1. If we know that (3, -4) is a data point on a line with slope 2.8, what is the equation of the line?

Using y = m x + b, we know that the slope is 2.8 so we have

y = 2.8 x + b.

We also know that (3, -4) is a data point so

-4 = 2.8 * 3 + b.

Solving for b we get

b = -4 - 2.8 * 3 = -12.4.

2. Find the linear function depth(t) = mt + b if it is known that at clock time 30 seconds the depth is 50 centimeters, and that depth is changing at a rate of -.35 centimeters/second.

We know that depth(30) = 50 cm and that the rate of depth change is -.35 cm/sec.  So we know depth(30), and we know m.

Since m = -.35 cm/s,

depth(t) = -.35 cm/s * t + b.

Since depth(30) = 50 cm we have

50 cm = -.35 cm/s * 30 sec + b so that

b = 50 cm -.35 cm/s * 30 sec = 50 cm - 10.5 cm = 39.5 cm.

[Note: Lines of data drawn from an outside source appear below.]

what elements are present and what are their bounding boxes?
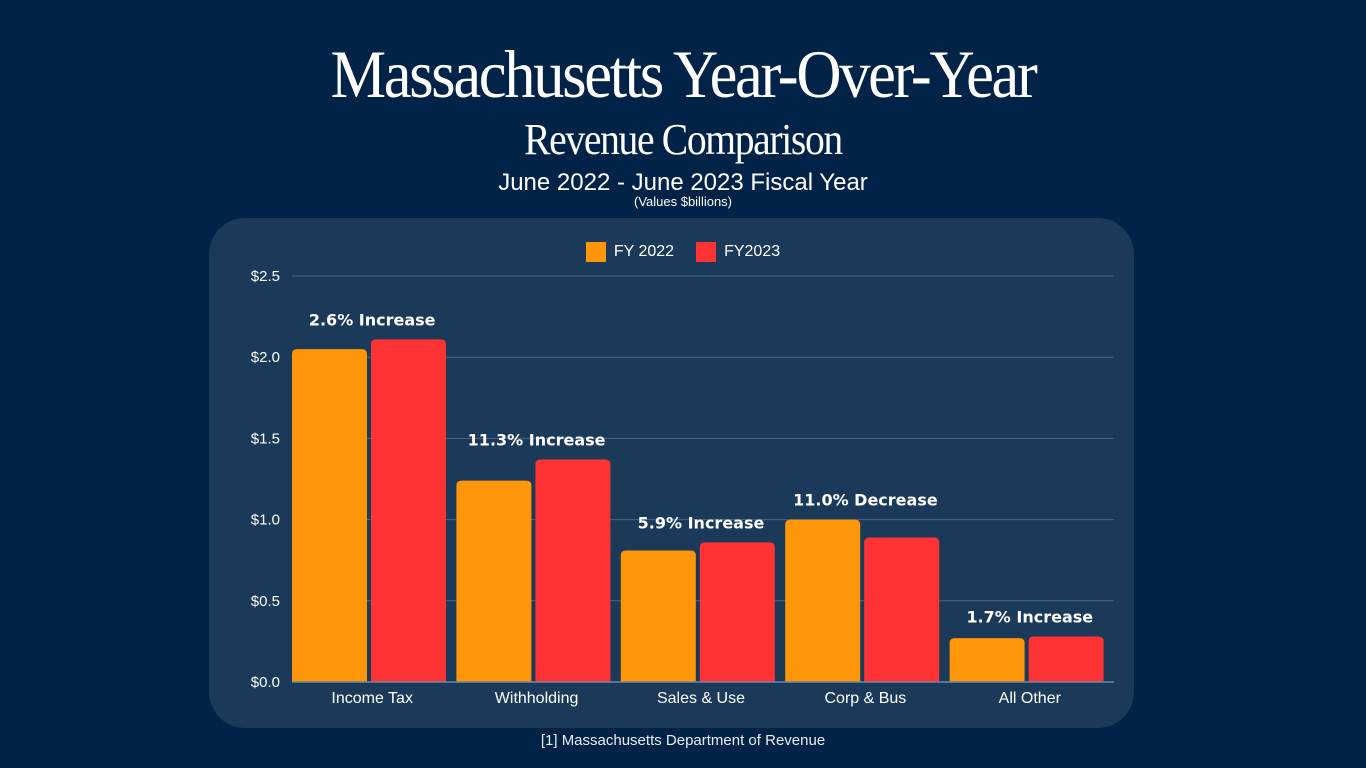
y-tick-label: $2.0 (251, 349, 280, 366)
change-annotation: 1.7% Increase (966, 608, 1093, 627)
legend-swatch-fy2022 (585, 242, 606, 262)
change-annotation: 11.0% Decrease (793, 491, 938, 510)
bar-fy2022 (620, 550, 696, 682)
bar-fy2022 (949, 638, 1025, 682)
bar-fy2022 (456, 480, 532, 682)
x-tick-label: Corp & Bus (824, 690, 906, 707)
change-annotation: 5.9% Increase (638, 513, 765, 532)
bar-fy2023 (371, 339, 446, 682)
bar-fy2023 (864, 537, 940, 682)
bar-fy2022 (785, 519, 861, 682)
y-tick-label: $1.5 (251, 430, 280, 447)
x-tick-label: Withholding (495, 690, 579, 707)
bar-fy2023 (1028, 636, 1104, 682)
x-tick-label: All Other (999, 690, 1062, 707)
chart-title: Massachusetts Year-Over-Year (330, 36, 1037, 112)
legend-swatch-fy2023 (696, 242, 717, 262)
fiscal-period: June 2022 - June 2023 Fiscal Year (498, 169, 868, 196)
x-tick-label: Sales & Use (657, 690, 745, 707)
legend-item-fy2022: FY 2022 (585, 242, 675, 262)
y-tick-label: $2.5 (251, 268, 280, 285)
legend-label-fy2023: FY2023 (724, 243, 781, 260)
legend-item-fy2023: FY2023 (696, 242, 780, 262)
y-tick-label: $0.5 (251, 593, 280, 610)
legend: FY 2022 FY2023 (0, 242, 1366, 262)
units-note: (Values $billions) (633, 194, 733, 209)
change-annotation: 11.3% Increase (468, 431, 606, 450)
y-tick-label: $0.0 (251, 674, 280, 691)
y-tick-label: $1.0 (251, 512, 280, 529)
legend-label-fy2022: FY 2022 (613, 243, 675, 260)
source-citation: [1] Massachusetts Department of Revenue (540, 732, 826, 749)
chart-subtitle: Revenue Comparison (524, 115, 843, 164)
bar-fy2022 (292, 349, 367, 682)
bar-fy2023 (699, 542, 775, 682)
bar-fy2023 (535, 459, 611, 682)
x-tick-label: Income Tax (331, 690, 413, 707)
change-annotation: 2.6% Increase (309, 310, 436, 329)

5. Suppose a line passes through (3, -2) with slope 5. What is the slope = slope equation (y - y1) / (x - x1) = m when we substitute these values? What do we get when we solve for y?

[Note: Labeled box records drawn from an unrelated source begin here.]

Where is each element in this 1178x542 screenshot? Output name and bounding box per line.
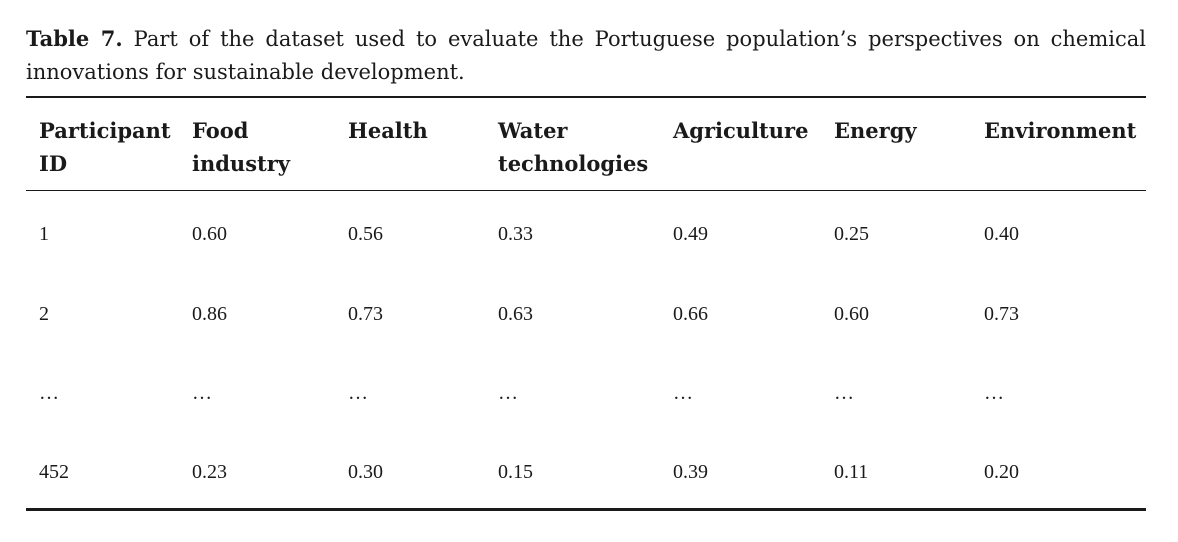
caption-text: Part of the dataset used to evaluate the… [26, 27, 1146, 84]
header-participant-id-line2: ID [39, 151, 68, 176]
table-cell: 0.49 [673, 223, 708, 245]
table-cell: 0.39 [673, 461, 708, 483]
header-agriculture-line1: Agriculture [673, 118, 809, 143]
header-participant-id: Participant ID [39, 114, 171, 180]
table-top-rule [26, 96, 1146, 98]
table-cell: … [498, 382, 518, 404]
table-cell: 0.23 [192, 461, 227, 483]
table-cell: 0.25 [834, 223, 869, 245]
header-environment-line1: Environment [984, 118, 1137, 143]
header-water-technologies-line2: technologies [498, 151, 649, 176]
table-cell: … [348, 382, 368, 404]
table-cell: 0.63 [498, 303, 533, 325]
header-participant-id-line1: Participant [39, 118, 171, 143]
table-cell: … [984, 382, 1004, 404]
header-water-technologies-line1: Water [498, 118, 568, 143]
header-water-technologies: Water technologies [498, 114, 648, 180]
table-cell: 0.33 [498, 223, 533, 245]
header-environment: Environment [984, 114, 1136, 147]
table-cell: 0.73 [348, 303, 383, 325]
table-cell: 452 [39, 461, 69, 483]
table-cell: … [673, 382, 693, 404]
table-cell: 0.60 [834, 303, 869, 325]
header-health: Health [348, 114, 428, 147]
table-cell: 0.30 [348, 461, 383, 483]
table-cell: 0.40 [984, 223, 1019, 245]
table-header-rule [26, 190, 1146, 191]
header-energy-line1: Energy [834, 118, 917, 143]
table-cell: 0.60 [192, 223, 227, 245]
table-cell: 0.66 [673, 303, 708, 325]
table-caption: Table 7. Part of the dataset used to eva… [26, 22, 1146, 89]
table-cell: 0.20 [984, 461, 1019, 483]
header-agriculture: Agriculture [673, 114, 808, 147]
table-cell: 0.11 [834, 461, 869, 483]
header-food-industry-line1: Food [192, 118, 249, 143]
table-cell: 0.86 [192, 303, 227, 325]
caption-label: Table 7. [26, 26, 123, 51]
header-food-industry-line2: industry [192, 151, 290, 176]
table-cell: 0.56 [348, 223, 383, 245]
table-cell: 0.15 [498, 461, 533, 483]
header-energy: Energy [834, 114, 917, 147]
header-food-industry: Food industry [192, 114, 290, 180]
table-cell: 0.73 [984, 303, 1019, 325]
header-health-line1: Health [348, 118, 428, 143]
table-cell: … [39, 382, 59, 404]
table-cell: … [834, 382, 854, 404]
table-cell: 2 [39, 303, 49, 325]
table-cell: … [192, 382, 212, 404]
table-cell: 1 [39, 223, 49, 245]
table-bottom-rule [26, 508, 1146, 511]
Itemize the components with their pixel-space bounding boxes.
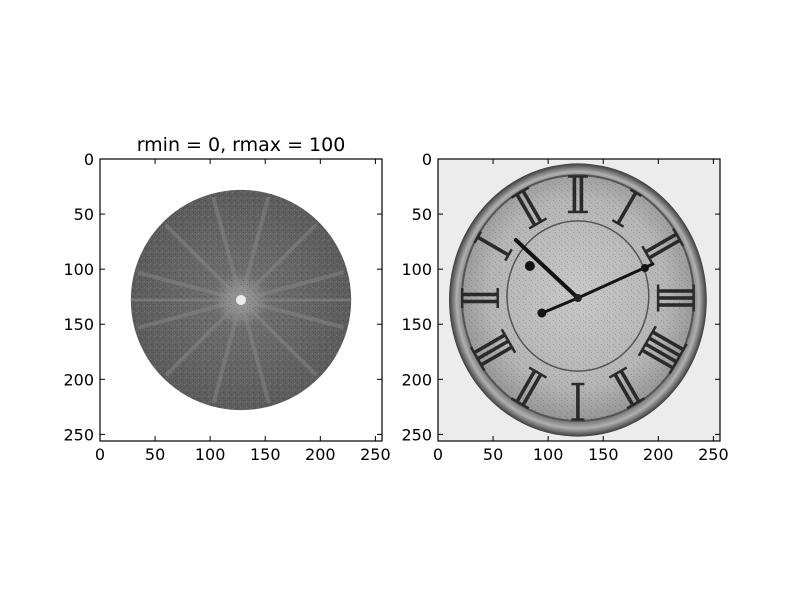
left-ytick-label: 200 xyxy=(63,370,94,389)
spectrum-ray xyxy=(239,298,318,376)
right-xtick-label: 50 xyxy=(483,445,503,464)
spectrum-ray xyxy=(212,298,243,404)
numeral-mark xyxy=(473,230,513,262)
fft-spectrum-image xyxy=(100,159,382,441)
dc-peak xyxy=(236,295,246,305)
right-ytick-label: 200 xyxy=(401,370,432,389)
right-ytick-label: 50 xyxy=(412,205,432,224)
numeral-mark xyxy=(469,328,517,372)
left-subplot: rmin = 0, rmax = 100 0 50 100 150 200 2500501… xyxy=(63,134,390,464)
left-xtick-label: 100 xyxy=(195,445,226,464)
spectrum-ray xyxy=(164,224,243,302)
right-xtick-label: 150 xyxy=(588,445,619,464)
numeral-mark xyxy=(656,284,695,312)
numeral-mark xyxy=(567,175,588,214)
left-subplot-title: rmin = 0, rmax = 100 xyxy=(137,134,346,156)
clock-image xyxy=(438,159,720,441)
left-axes-frame xyxy=(99,158,383,442)
left-xtick-label: 0 xyxy=(95,445,105,464)
numeral-mark xyxy=(510,186,548,230)
right-xtick-label: 0 xyxy=(433,445,443,464)
numeral-mark xyxy=(571,382,585,421)
right-xtick-label: 250 xyxy=(698,445,729,464)
left-xtick-label: 250 xyxy=(360,445,391,464)
right-axes-frame xyxy=(437,158,721,442)
second-hand xyxy=(538,296,580,316)
left-ytick-label: 50 xyxy=(74,205,94,224)
left-xtick-label: 50 xyxy=(145,445,165,464)
spectrum-ray xyxy=(239,196,270,302)
left-xtick-label: 150 xyxy=(250,445,281,464)
hour-hand xyxy=(513,238,580,300)
left-ytick-label: 150 xyxy=(63,315,94,334)
right-ytick-label: 0 xyxy=(422,150,432,169)
spectrum-ray xyxy=(137,298,243,330)
spectrum-ray xyxy=(211,196,243,302)
right-ytick-label: 150 xyxy=(401,315,432,334)
spectrum-ray xyxy=(239,223,317,302)
left-ytick-label: 250 xyxy=(63,425,94,444)
left-xtick-label: 200 xyxy=(305,445,336,464)
right-xtick-label: 200 xyxy=(643,445,674,464)
minute-hand xyxy=(576,262,655,300)
spectrum-ray xyxy=(165,298,243,377)
right-xtick-label: 100 xyxy=(533,445,564,464)
numeral-mark xyxy=(510,366,548,410)
hand-pivot xyxy=(573,294,582,302)
numeral-mark xyxy=(637,325,688,375)
left-ytick-label: 100 xyxy=(63,260,94,279)
numeral-mark xyxy=(608,366,646,410)
spectrum-ray xyxy=(137,271,243,302)
spectrum-ray xyxy=(239,298,345,329)
spectrum-ray xyxy=(239,298,271,404)
inner-ring xyxy=(506,220,650,372)
right-ytick-label: 100 xyxy=(401,260,432,279)
spectrum-ray xyxy=(239,270,345,302)
right-ytick-label: 250 xyxy=(401,425,432,444)
numeral-mark xyxy=(611,188,643,228)
numeral-mark xyxy=(641,227,685,265)
left-ytick-label: 0 xyxy=(84,150,94,169)
numeral-mark xyxy=(460,288,499,308)
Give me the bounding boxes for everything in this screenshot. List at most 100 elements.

The slope is (y - y1) / (x - x1) = (y - (-2) ) / ( x - 3) = (y + 2) / (x - 3).

The slope is 5.

So

(y + 2) / ( x - 3) = 5.

Solving for y we multiply both sides by (x - 3) to get

(y + 2) = 5 ( x - 3) so that

y + 2 = 5 x - 15 and

y = 5x - 15 - 2 or

y = 5x - 17.

Substitute the above values x = 3, y = -2 and m = 5 into the form y = mx + b. Solve for b. Then substitute m and b into the form y = mx + b to obtain the equation of the line.

Substituting we get

-2 = 5 * 3 + b so that

b = -2 - 5 * 3 = -17.

Thus our equation is

y = 5 x - 17.

Compare the equations you obtained from the different methods.

Make a statement about whether or not the two methods seem to give the same results.